Rapid7 has grown extremely quickly over the past few years, and in-person training (1:1 or 1:many) simply doesn't scale. Thus, we found it necessary to incorporate online training modules and tests into our security awareness program. This seemed like an obvious opportunity to leverage a third party resource.

Why do you think the third party training wasn’t beneficial?

We don’t think our first stab at leveraging online training was useless, we just know that we can do better.

Benefits of using online training:

• Creating your own training is resource-intensive.
• Building an in-house security awareness training program isn’t a one-and-done project, it requires perpetual upkeep. Training will have to be regularly updated to address new and evolving threats, and you may need a third party to handle that for you.
• A third party may be able to provide the platform you need to deploy and measure the results of training.

Benefits of creating our own training modules:

• You can make something that’s consistent with your company culture. Rapid7 is a fun and fast-moving company with a lot of different personalities (think: varying typical patterns of behavior) to consider. Relying heavily on stale, corporate online security awareness training was a mistake. If you work in a different environment where people are used to that level of formality, maybe it works for you, but it wasn’t a good fit for us.
• You can make something that’s customized and tailored to your organization’s needs. When we deployed online security awareness training, our users were quick to point out that some of the instructions outlined in the videos were not aligned with our internal policies. For example, one module told them to delete and not interact with phishing emails. Fundamentally this isn’t bad advice, but at Rapid7, we ask our users to report phishing attempts so our team can take action accordingly.

Frankly, most companies don’t have a choice. At Rapid7, we have the resources and internal buy-in to build online training modules internally. People are excited about it. The first time we brought up making our own security awareness training modules, people immediately started asking their managers if they could allocate time to this project, and one person even insisted we start storyboarding the concept that weekend. It would likely be difficult to generate that level of passion and engagement around a concept like this at 99.99% of companies.

Ultimately, the right choice for us will likely be a combination of in-house and 3rd party training. We can create something internally that will be leveraged across the company, and online modules/courses for more advanced, role-based training, deployed to users on an as-needed basis.

Even if you’re leveraging third party solutions for security awareness training, there are still things you can do to make it your own, and customize it for your organization.
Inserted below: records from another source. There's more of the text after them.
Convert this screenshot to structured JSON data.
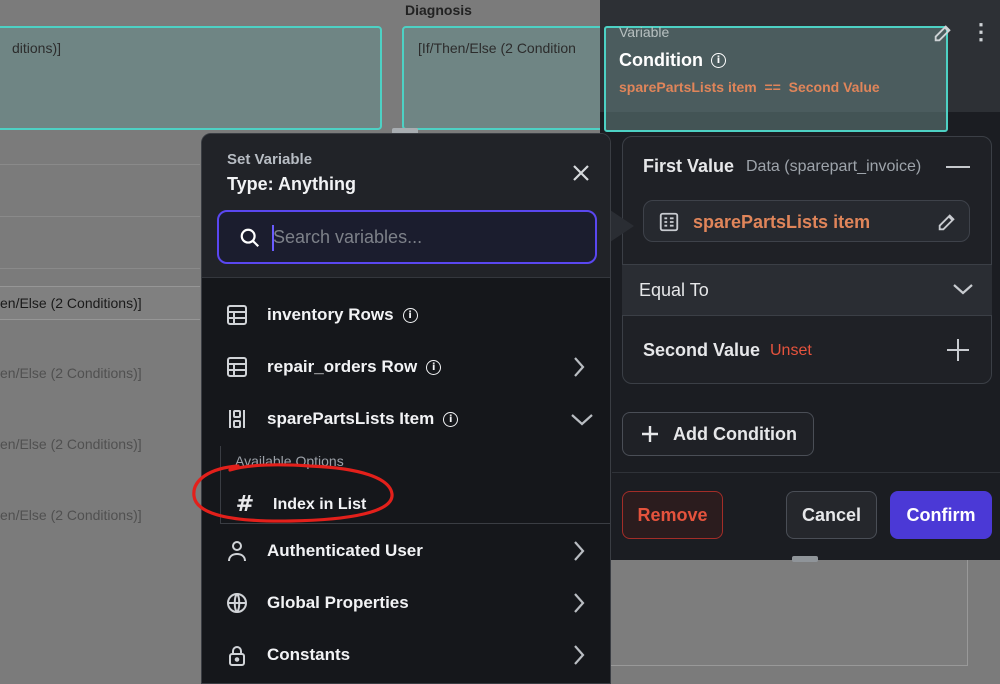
{
  "background": {
    "column_header": "Diagnosis",
    "cards": [
      "ditions)]",
      "[If/Then/Else (2 Condition"
    ],
    "rows": [
      "en/Else (2 Conditions)]",
      "en/Else (2 Conditions)]",
      "en/Else (2 Conditions)]",
      "en/Else (2 Conditions)]"
    ]
  },
  "condition_header": {
    "variable_label": "Variable",
    "title": "Condition",
    "expression": "sparePartsLists item  ==  Second Value"
  },
  "first_value": {
    "label": "First Value",
    "source": "Data (sparepart_invoice)",
    "value": "sparePartsLists item"
  },
  "operator": {
    "selected": "Equal To"
  },
  "second_value": {
    "label": "Second Value",
    "status": "Unset"
  },
  "add_condition_label": "Add Condition",
  "buttons": {
    "remove": "Remove",
    "cancel": "Cancel",
    "confirm": "Confirm"
  },
  "set_variable": {
    "subtitle": "Set Variable",
    "type_label": "Type: Anything",
    "search_placeholder": "Search variables...",
    "items": [
      {
        "label": "inventory Rows",
        "icon": "table-icon"
      },
      {
        "label": "repair_orders Row",
        "icon": "table-icon"
      },
      {
        "label": "sparePartsLists Item",
        "icon": "list-item-icon"
      },
      {
        "label": "Authenticated User",
        "icon": "user-icon"
      },
      {
        "label": "Global Properties",
        "icon": "globe-icon"
      },
      {
        "label": "Constants",
        "icon": "lock-icon"
      }
    ],
    "available_options_label": "Available Options",
    "option_index": "Index in List"
  },
  "colors": {
    "accent_purple": "#4b39d6",
    "search_border": "#5a47f0",
    "expression_orange": "#e0855a",
    "teal_outline": "#4dd1c4",
    "danger_red": "#e5533d"
  }
}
For example, you can brand the program and create incentives for employees to complete various training activities.

How often do you conduct training? How is it delivered?

Right now, Rapid7 employees complete online security awareness training at least annually, and phishing drills are conducted on a regular basis (we don’t have an exact cadence… after all… we want it to be a surprise!)
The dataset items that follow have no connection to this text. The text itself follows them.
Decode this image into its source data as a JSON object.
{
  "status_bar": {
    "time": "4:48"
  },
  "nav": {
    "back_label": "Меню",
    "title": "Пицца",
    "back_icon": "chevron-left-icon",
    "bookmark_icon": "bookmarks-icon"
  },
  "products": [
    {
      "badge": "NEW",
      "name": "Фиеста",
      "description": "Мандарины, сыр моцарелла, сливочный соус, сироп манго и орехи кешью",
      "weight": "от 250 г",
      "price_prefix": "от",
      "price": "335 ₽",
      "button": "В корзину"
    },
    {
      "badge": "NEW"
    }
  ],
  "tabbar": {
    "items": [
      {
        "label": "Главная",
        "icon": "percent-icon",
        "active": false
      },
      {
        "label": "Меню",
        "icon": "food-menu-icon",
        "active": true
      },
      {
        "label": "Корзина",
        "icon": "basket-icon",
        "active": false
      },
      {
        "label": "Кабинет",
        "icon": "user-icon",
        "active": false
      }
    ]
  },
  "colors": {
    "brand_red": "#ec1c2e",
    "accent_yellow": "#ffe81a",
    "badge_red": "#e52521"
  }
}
Have you had issues in the past of employees clicking on links (spearphishing)?

Every company does. If they say they don’t, they’re most likely misinformed. We recognize that it’s a serious risk.

I do want to acknowledge that we have the benefit of a heightened level security awareness at Rapid7 since we’re a security company and it’s a huge part of our day-to-day life, and our watercooler talk. We have controls in place to detect and filter as many phishing attempts as possible before they reach out employees, but when attacks inevitably slip through the cracks or reach our team through unconventional channels, our employees are pretty great at spotting and reporting phishing attempts. That certainly doesn’t mean we’re invincible, and organic security awareness does not replace the need for a formal training program. No one is immune to this type of attack. Sophisticated phishing attacks can fool even the savviest security expert. We have to combat them as best we can with technical controls and continued education.